Philadelphia 76ers general manager Sam Hinkie has made it clear that he’s not looking to make a quick fix of the team.
This makes him somewhat unique in terms of NBA executives. Sure, most general managers will talk about building for the long term. They’ll claim that they want to build their team the “right way,” only to turn around and make moves that are not beneficial to their long-term interest.
Sometimes these GMs make moves due to their own impatience, but in most cases they are more concerned with the impatience of the fans and owners.
Most fans agree that in theory, they’d take their team struggling for a few years if it eventually results in a championship. But those years of struggle can be quite difficult to endure. And it’s a tough sell to ask fans to spend money to watch a team with very little chance to win on any given night.
After a few years of losing, most NBA owners are going to start asking questions about when they’re going to see some improvement. Once those questions start getting asked, the general manager might have to deviate from his plan and make a short-term move. This often means trading draft picks for veterans or overpaying free agents.
Sure, these moves might help the team that season, but the salary cap implications and losses of draft picks often hinder the team’s ability to grow much larger.
Just look at how Sixers fans reacted after the NBA Draft.
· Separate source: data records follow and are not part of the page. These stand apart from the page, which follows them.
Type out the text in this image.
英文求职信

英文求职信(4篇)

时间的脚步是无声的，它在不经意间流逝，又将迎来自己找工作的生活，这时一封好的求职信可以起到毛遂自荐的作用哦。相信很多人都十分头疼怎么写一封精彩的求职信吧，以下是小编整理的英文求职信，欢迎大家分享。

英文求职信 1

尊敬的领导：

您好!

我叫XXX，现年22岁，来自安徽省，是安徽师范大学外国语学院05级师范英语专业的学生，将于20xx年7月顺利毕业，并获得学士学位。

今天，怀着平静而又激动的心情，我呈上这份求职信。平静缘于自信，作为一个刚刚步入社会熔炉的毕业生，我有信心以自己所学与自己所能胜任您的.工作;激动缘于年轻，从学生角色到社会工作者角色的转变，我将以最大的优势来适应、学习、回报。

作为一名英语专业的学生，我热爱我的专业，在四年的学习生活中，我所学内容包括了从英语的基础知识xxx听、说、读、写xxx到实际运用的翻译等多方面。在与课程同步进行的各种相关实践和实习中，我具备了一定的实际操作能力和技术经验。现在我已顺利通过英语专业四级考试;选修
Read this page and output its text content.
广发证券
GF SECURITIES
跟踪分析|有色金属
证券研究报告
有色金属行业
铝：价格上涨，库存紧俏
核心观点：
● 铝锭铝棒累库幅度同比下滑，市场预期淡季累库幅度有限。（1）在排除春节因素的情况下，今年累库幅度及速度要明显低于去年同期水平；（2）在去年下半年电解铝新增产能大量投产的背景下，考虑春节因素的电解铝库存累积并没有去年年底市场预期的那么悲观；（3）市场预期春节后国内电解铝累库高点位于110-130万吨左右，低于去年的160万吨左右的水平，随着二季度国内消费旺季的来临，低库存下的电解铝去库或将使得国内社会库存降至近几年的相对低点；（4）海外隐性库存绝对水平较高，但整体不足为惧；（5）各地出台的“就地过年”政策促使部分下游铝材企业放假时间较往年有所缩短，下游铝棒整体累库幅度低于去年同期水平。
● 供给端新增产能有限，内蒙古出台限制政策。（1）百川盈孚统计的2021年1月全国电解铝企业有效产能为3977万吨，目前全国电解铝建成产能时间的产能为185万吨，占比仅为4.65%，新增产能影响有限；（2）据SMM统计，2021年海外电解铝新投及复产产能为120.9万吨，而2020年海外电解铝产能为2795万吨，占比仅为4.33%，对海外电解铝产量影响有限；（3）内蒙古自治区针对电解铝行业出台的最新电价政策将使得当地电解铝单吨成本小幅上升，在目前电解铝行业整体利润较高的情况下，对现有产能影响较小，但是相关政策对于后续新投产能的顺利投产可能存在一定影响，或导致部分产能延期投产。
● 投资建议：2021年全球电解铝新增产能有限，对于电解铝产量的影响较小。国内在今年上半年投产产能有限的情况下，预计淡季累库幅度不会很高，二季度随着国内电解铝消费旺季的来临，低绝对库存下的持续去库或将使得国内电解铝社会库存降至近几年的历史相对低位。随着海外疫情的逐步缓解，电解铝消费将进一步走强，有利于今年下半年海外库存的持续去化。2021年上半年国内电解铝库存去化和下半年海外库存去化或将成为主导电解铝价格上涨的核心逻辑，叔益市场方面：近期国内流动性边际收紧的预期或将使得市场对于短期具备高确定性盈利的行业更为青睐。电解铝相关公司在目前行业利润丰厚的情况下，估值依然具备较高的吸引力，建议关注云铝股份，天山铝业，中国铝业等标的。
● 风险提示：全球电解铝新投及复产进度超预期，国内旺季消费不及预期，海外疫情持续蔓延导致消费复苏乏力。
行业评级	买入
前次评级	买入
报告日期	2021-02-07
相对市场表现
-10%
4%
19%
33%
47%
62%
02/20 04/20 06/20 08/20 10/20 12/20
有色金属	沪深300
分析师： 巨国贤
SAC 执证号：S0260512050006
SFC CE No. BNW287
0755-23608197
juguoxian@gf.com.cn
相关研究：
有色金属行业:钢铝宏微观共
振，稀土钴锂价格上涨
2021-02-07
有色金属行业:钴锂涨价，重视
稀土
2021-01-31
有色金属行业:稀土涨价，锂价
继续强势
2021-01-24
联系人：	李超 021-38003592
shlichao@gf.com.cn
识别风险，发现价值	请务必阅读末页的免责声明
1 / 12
Pretty much everyone accepted that the team was in the midst of a long-term rebuild, yet there is a growing amount of angst about just how long the process is going to take. Apparently, many fans aren’t exactly pleased that the 2014-2015 Sixers aren’t going to be much better than last year’s team – and may in fact end up being worse.
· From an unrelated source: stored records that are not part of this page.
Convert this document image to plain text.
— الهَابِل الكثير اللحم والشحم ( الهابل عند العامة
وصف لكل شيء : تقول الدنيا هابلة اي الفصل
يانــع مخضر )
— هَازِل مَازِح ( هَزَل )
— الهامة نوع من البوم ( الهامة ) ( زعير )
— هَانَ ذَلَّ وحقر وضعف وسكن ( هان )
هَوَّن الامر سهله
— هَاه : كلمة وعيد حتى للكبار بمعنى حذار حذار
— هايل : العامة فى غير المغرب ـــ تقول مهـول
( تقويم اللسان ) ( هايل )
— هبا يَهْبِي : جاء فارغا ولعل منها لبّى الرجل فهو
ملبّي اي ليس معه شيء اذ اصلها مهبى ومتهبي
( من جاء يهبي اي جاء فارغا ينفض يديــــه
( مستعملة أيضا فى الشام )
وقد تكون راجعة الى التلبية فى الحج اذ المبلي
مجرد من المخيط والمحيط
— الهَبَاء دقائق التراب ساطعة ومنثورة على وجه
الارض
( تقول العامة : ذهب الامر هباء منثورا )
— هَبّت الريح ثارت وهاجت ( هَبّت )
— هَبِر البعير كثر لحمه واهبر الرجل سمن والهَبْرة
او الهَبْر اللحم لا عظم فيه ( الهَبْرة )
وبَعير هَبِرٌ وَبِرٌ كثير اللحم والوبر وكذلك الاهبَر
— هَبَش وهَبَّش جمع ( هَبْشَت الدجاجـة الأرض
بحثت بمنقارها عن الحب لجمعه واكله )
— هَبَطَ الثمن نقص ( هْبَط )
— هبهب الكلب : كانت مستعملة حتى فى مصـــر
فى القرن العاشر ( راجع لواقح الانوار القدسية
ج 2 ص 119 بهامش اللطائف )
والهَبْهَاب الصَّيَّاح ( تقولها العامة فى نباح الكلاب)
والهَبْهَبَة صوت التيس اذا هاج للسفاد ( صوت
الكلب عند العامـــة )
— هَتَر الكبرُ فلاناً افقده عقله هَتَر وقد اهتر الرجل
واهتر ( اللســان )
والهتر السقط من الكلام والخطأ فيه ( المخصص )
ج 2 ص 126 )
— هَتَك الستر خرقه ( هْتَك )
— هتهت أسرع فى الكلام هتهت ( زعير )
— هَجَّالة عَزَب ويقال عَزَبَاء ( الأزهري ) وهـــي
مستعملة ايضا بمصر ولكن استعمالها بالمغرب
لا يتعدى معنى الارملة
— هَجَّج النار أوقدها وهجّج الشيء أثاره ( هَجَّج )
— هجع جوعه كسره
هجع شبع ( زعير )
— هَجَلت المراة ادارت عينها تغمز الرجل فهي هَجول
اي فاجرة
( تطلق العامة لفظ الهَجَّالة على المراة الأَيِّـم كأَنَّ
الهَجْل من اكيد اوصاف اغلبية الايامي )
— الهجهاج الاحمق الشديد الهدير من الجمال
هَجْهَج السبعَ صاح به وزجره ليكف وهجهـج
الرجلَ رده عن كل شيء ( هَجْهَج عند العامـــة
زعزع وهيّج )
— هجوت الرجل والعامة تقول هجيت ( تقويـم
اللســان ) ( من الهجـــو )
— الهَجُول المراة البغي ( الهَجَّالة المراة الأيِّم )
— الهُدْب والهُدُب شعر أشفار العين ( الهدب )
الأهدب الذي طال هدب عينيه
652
It feels like Josh Harris and the rest of the Sixers’ ownership group are on board with Hinkie’s plan. Thus far, they seem to have accepted that the team will lose a lot of games for a few years, and as a result, ticket sales and television ratings are going to suffer.
But I wonder just how infinite their patience is. Has a team ever tried THIS slow of a build? After Nerlens Noel missed all of last season, barring a miraculous recovery by Joel Embiid, the Sixers will now have two lottery picks (Dario Sacic being the other) miss the entire season.
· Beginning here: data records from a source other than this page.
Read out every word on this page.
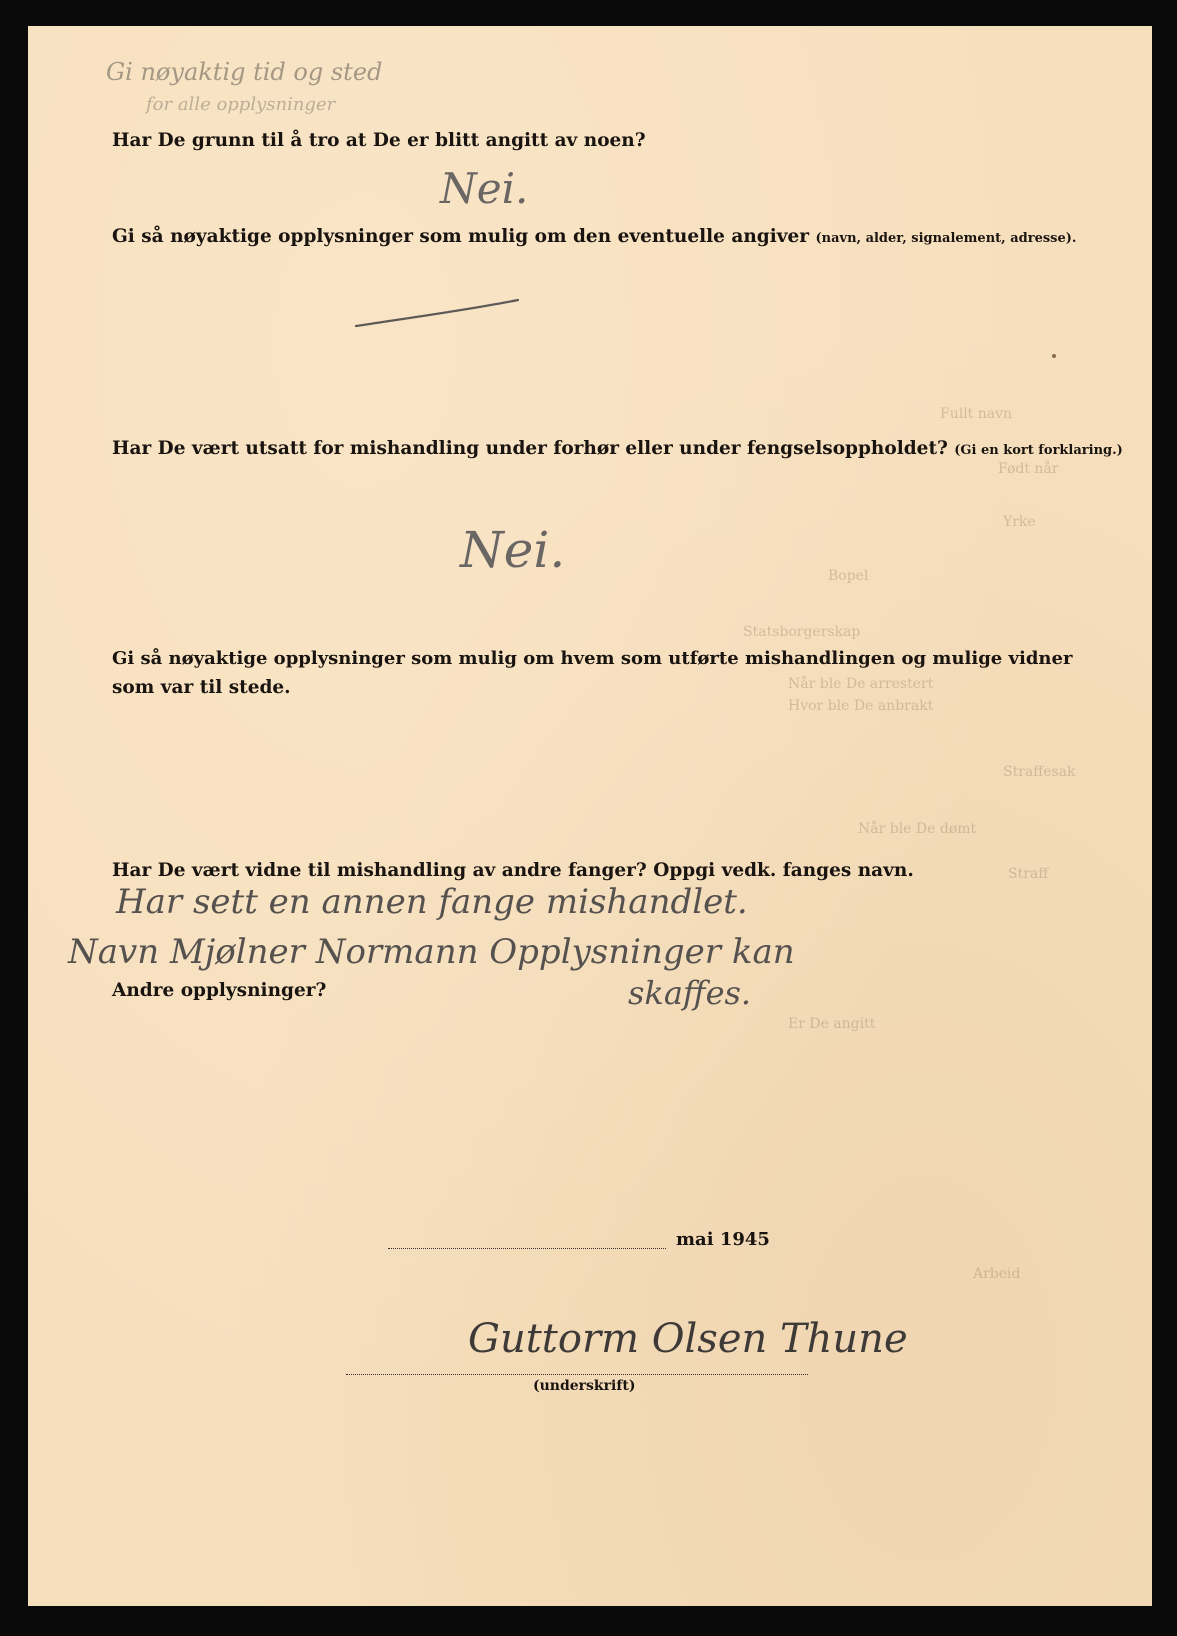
Gi nøyaktig tid og sted
for alle opplysninger
Fullt navn
Født når
Yrke
Bopel
Statsborgerskap
Når ble De arrestert
Hvor ble De anbrakt
Straffesak
Når ble De dømt
Straff
Er De angitt
Arbeid
Har De grunn til å tro at De er blitt angitt av noen?
Nei.
Gi så nøyaktige opplysninger som mulig om den eventuelle angiver (navn, alder, signalement, adresse).
Har De vært utsatt for mishandling under forhør eller under fengselsoppholdet? (Gi en kort forklaring.)
Nei.
Gi så nøyaktige opplysninger som mulig om hvem som utførte mishandlingen og mulige vidner
som var til stede.
Har De vært vidne til mishandling av andre fanger? Oppgi vedk. fanges navn.
Har sett en annen fange mishandlet.
Navn Mjølner Normann Opplysninger kan
skaffes.
Andre opplysninger?
mai 1945
Guttorm Olsen Thune
(underskrift)
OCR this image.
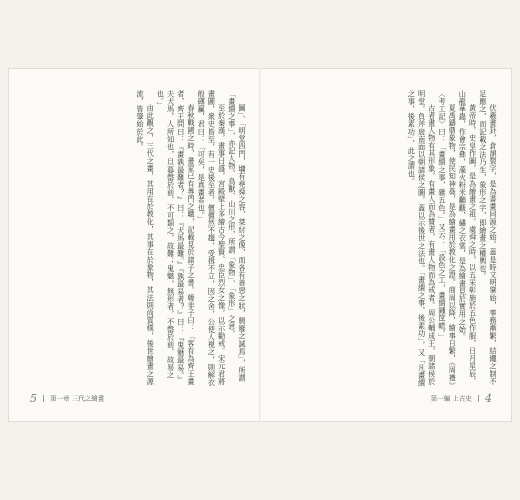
圖」、「明堂四門，墉有堯舜之容，桀紂之像，而各有善惡之狀，興廢之誡焉」，所謂「畫繢之事」，亦記人物、鳥獸、山川之形，所謂「象物」、「象形」之意。

至於秦漢，畫事日盛，宮殿壁上多繪古今聖賢、忠臣烈女之像，以示勸戒。宋元君將畫圖，衆史皆至，有一史後至者，儃儃然不趨，受揖不立，因之舍，公使人視之，則解衣般礡臝，君曰：「可矣，是真畫者也。」

春秋戰國之時，畫家已有專門之職，記載見於諸子之書。韓非子曰：「客有為齊王畫者，齊王問曰：『畫孰最難者？』曰：『犬馬最難。』『孰最易者？』曰：『鬼魅最易。』夫犬馬，人所知也，旦暮罄於前，不可類之，故難；鬼魅，無形者，不罄於前，故易之也。」

由此觀之，三代之畫，其用在於教化，其事在於象物，其法則尚質樸，後世繪畫之源流，皆肇始於此。

5 第一章 三代之繪畫

伏羲畫卦，倉頡製字，是為書畫同源之始。蓋是時文明肇始，事務漸繁，結繩之制不足應之，而記載之法乃生，象形之字，即繪畫之權輿也。

黃帝時，史皇作圖，是為繪畫之祖。虞舜之時，以五采彰施於五色作服，日月星辰、山龍華蟲，作會宗彝，藻火粉米黼黻，繡之衣裳，是為繪畫見於實用之始。

夏禹鑄鼎象物，使民知神姦，是為繪畫用於教化之證。商周以降，繪事日繁，《周禮》〈考工記〉曰：「畫繢之事，雜五色。」又云：「設色之工，畫繢鍾筐㡛。」

古者畫人物有其形象，有畫人而為贊者，有畫人物而為戒者。周公輔成王，朝諸侯於明堂，負斧扆南面以朝諸侯之圖，蓋以示後世之法也。「畫繢之事，後素功」，又「凡畫繢之事，後素功」，此之謂也。

第一編 上古史 4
Not only do the years off the court hinder that given year’s record, but it’s just another year that the player’s development will be delayed. Yes, Embiid will probably be able to practice with the team at some point this season, but there’s a big difference between practicing and the experience gained by playing in an NBA game.
I figure that since the Sixers owners gave Hinkie permission to dismantle the team, they’ll at least want to give him a few years to allow his plan to play out. I guess he has at least three more years before management starts showing any impatience
By the end of the 2016-2017 season, the team should have some indication if the core of Embiid, Sacic, Noel, Michael Carter-Williams (as well as the high pick they’ll inevitably receive in the 2015 draft) actually has a bright future. If those guys turn out to be busts or if they’re not making the progress that was expected, it’s possible that the owners begin to apply pressure for Hinkie to get the team back into the playoffs sooner rather than later.
This is bad news for any fans who have already become impatient. There are likely a few more lean years ahead, and it doesn’t appear that the Sixers are going to go for a quick fix anytime soon.